M. Basurto estime que les touristes augmentent les locations, en grande partie à cause des hébergements de courte durée, éloignant de plus en plus les résidents locaux du centre historique de Saint-Sébastien.
« Depuis des générations et des générations, nous avons un mode de vie dans lequel les gens sont connectés les uns aux autres et ceux qui arrivent sont intégrés », a-t-il ajouté.
“Si nous avons un modèle dans lequel les gens visitent pendant cinq jours puis repartent, cela devient un parc à thème sans âme, sans culture, sans communauté.”
Les plaintes concernant l’impact du tourisme sur les tarifs de location sont un thème récurrent et alimentent une crise du logement plus large dans toute l’Espagne. La banque centrale du pays a indiqué que près de la moitié des familles qui louent aux prix du marché sont menacées de pauvreté ou d’exclusion sociale.
Cependant, alors que le tourisme représente 13 % du PIB espagnol et fournit directement environ trois millions d’emplois, ses partisans insistent sur le fait que l’industrie est essentielle à l’économie et qu’elle a été le moteur de la reprise du pays à la suite de la pandémie.
Ils sont particulièrement préoccupés par des scènes comme celle de Playa de las Américas à Tenerife le 20 octobre, où une vidéo montrait deux touristes en train de bronzer sur la plage tandis que des manifestants scandaient à quelques mètres d’eux.
Les médias espagnols ont également fait état de comportements plus hostiles, comme les serrures des appartements touristiques de Séville recouvertes d’excréments.
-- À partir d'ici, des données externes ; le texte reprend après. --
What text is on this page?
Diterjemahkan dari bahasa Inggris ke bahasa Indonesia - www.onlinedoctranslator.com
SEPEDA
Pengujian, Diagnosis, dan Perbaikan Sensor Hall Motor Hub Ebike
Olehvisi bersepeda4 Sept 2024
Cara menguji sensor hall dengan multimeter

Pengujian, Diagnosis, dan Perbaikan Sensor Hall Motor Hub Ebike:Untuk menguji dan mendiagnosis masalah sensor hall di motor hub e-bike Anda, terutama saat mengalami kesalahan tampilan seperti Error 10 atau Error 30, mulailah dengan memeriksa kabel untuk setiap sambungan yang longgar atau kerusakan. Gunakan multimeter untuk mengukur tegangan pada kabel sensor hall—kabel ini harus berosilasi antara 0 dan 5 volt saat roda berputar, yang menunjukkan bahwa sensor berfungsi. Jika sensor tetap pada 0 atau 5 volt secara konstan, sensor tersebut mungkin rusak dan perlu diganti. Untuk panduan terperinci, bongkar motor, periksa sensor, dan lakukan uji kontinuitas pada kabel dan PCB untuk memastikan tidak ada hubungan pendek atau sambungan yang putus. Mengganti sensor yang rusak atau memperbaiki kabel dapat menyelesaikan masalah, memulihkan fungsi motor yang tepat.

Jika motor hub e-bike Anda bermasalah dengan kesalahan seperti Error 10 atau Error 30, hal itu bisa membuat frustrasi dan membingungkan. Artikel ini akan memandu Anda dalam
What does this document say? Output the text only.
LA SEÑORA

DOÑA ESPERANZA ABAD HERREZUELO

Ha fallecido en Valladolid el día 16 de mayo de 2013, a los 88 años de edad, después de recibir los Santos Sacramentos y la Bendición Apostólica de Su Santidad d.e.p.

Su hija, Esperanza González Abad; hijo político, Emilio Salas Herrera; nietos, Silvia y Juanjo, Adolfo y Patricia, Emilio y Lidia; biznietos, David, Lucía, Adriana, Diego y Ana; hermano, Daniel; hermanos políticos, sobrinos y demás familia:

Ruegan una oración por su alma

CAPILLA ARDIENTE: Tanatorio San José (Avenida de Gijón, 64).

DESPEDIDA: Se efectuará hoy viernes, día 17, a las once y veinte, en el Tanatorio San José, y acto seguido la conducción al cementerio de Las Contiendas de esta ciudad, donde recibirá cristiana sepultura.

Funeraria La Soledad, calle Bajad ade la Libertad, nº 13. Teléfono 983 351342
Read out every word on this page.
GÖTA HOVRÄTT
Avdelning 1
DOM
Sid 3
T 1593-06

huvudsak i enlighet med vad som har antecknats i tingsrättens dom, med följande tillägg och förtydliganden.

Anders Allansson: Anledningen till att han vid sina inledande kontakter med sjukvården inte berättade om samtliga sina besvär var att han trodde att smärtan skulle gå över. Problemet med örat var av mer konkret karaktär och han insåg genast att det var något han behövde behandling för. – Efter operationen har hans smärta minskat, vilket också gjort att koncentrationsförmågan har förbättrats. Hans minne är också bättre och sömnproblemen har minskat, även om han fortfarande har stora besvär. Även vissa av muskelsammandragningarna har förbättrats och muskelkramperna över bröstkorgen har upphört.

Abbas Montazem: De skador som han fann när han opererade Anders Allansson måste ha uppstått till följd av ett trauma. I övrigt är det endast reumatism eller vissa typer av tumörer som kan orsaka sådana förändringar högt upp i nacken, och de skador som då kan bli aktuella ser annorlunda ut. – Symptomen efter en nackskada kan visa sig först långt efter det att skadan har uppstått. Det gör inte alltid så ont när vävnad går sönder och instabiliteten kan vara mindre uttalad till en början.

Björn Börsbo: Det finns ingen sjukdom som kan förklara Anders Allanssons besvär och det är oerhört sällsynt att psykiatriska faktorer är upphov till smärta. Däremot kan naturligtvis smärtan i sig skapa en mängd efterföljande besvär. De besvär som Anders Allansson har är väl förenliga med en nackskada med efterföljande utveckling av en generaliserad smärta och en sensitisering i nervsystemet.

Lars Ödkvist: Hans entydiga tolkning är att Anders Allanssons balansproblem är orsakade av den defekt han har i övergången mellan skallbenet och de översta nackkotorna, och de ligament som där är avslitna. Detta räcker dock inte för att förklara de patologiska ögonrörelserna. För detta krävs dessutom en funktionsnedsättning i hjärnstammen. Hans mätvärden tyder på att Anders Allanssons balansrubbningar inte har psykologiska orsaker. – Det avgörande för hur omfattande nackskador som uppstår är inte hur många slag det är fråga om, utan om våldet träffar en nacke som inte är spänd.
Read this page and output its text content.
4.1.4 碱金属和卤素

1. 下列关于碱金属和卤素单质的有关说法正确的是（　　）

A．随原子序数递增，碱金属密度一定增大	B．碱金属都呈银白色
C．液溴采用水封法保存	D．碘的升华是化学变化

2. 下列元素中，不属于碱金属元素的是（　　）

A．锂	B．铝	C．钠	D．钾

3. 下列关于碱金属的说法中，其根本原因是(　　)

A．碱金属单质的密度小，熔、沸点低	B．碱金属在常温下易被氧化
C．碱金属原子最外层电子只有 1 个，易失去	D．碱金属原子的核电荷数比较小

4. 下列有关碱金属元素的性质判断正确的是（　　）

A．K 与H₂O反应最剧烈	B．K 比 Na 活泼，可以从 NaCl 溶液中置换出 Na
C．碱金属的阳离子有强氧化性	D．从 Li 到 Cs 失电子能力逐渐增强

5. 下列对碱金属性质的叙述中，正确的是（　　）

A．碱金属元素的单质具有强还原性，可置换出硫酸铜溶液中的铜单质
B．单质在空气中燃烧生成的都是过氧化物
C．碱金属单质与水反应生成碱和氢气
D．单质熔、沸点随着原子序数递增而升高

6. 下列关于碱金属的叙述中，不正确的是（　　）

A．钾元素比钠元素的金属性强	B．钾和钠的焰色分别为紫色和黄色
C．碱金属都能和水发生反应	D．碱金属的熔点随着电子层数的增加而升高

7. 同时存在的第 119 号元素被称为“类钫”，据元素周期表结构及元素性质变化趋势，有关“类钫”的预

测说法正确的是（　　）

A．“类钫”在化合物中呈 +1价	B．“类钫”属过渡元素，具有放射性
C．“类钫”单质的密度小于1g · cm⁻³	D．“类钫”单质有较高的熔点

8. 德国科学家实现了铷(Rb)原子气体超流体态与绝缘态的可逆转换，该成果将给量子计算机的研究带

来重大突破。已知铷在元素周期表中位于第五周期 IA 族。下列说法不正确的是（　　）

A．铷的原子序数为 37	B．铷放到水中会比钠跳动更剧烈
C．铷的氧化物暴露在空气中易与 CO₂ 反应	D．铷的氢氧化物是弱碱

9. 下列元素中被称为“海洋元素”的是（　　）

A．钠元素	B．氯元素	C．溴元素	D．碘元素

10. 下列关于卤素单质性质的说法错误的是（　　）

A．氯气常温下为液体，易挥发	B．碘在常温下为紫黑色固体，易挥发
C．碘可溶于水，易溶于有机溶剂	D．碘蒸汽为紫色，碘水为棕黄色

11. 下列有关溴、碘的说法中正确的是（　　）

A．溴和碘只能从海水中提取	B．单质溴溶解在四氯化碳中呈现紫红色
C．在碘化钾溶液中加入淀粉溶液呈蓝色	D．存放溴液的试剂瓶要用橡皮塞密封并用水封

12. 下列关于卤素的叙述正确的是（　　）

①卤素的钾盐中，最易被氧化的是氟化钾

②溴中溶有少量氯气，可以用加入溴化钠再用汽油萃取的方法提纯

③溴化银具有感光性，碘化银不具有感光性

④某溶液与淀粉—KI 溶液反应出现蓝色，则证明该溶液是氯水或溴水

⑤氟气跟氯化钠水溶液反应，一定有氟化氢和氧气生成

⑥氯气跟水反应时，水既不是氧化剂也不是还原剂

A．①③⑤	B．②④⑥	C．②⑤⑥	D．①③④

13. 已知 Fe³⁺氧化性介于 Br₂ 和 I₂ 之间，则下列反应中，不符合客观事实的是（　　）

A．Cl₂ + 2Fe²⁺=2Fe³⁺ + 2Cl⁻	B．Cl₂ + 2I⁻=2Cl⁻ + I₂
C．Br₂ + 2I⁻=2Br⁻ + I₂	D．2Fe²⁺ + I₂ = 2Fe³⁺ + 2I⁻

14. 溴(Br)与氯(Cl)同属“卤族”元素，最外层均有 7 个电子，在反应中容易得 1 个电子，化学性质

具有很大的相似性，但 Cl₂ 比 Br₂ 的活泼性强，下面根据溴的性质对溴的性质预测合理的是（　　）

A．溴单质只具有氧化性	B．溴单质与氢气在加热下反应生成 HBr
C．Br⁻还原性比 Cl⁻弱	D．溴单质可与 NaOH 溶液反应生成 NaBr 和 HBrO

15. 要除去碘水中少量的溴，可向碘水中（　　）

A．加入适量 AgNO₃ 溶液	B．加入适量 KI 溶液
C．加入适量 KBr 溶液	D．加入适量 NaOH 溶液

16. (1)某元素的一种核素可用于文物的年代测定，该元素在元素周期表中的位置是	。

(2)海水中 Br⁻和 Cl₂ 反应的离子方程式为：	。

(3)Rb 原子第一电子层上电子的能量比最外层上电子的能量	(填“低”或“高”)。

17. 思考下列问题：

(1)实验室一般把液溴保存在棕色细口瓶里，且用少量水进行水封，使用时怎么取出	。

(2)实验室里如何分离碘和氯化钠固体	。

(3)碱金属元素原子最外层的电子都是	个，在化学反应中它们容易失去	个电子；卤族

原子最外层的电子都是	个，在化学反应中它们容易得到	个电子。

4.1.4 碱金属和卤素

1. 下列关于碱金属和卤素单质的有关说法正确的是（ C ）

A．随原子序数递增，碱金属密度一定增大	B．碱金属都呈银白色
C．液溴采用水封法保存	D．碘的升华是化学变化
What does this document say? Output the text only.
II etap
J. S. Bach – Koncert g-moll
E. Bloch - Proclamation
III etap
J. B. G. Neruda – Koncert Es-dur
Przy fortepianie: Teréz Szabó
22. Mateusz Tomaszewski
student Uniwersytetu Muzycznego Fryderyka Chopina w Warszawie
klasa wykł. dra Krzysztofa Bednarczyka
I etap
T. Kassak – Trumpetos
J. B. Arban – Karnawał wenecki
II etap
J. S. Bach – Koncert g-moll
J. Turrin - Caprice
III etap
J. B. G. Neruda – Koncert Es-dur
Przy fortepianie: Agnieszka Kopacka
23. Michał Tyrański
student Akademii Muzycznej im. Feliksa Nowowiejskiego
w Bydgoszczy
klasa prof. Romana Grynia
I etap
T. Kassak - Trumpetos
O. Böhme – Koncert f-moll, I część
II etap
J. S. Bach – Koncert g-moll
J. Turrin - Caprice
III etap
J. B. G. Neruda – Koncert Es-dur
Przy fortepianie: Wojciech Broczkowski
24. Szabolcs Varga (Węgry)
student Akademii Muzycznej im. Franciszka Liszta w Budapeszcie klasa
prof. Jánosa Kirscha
De tels incidents ont poussé David Morales, responsable du tourisme du Parti populaire conservateur (PP) des îles Canaries, à insister sur « le droit des touristes de profiter de leurs vacances sans être la cible d’interruptions ou d’attaques gestuelles ou verbales, et certainement pas physiques ». attaques”.
« Tourisme-phobie »
Alors que les manifestations se poursuivent au-delà de l’été, des préoccupations particulières subsistent dans des destinations comme les îles Canaries, où le climat fait qu’elles reçoivent un grand nombre de visiteurs pendant les mois d’hiver.
Le président du Cercle des Imprésarios et Professionnels du Sud de Tenerife (CEST), Javier Cabrera, a averti que « sous le couvert de revendications légitimes, on cultive la phobie du tourisme ».
Des tentatives ont été faites pour désamorcer les réactions négatives, en mettant en œuvre toute une série de mesures.
La mairie de Barcelone a annoncé que les appartements touristiques de courte durée seront interdits à partir de 2028.
Les autorités locales de Palma de Majorque ont plafonné le nombre de paquebots de croisière pouvant accoster dans son port.
À Tenerife, une nouvelle limite a été introduite quant au nombre de visiteurs dans certains parcs naturels.
Et à Séville, une nouvelle taxe est prévue pour ceux qui entrent sur la célèbre place d’Espagne de la ville.
Mais Asier Basurto n’est pas convaincu et affirme que les protestations doivent continuer.
“Ceux qui prônent le tourisme ne peuvent plus dire que tout est rose”, a-t-il déclaré.
“Soit nous changeons cela maintenant, soit il sera trop tard.”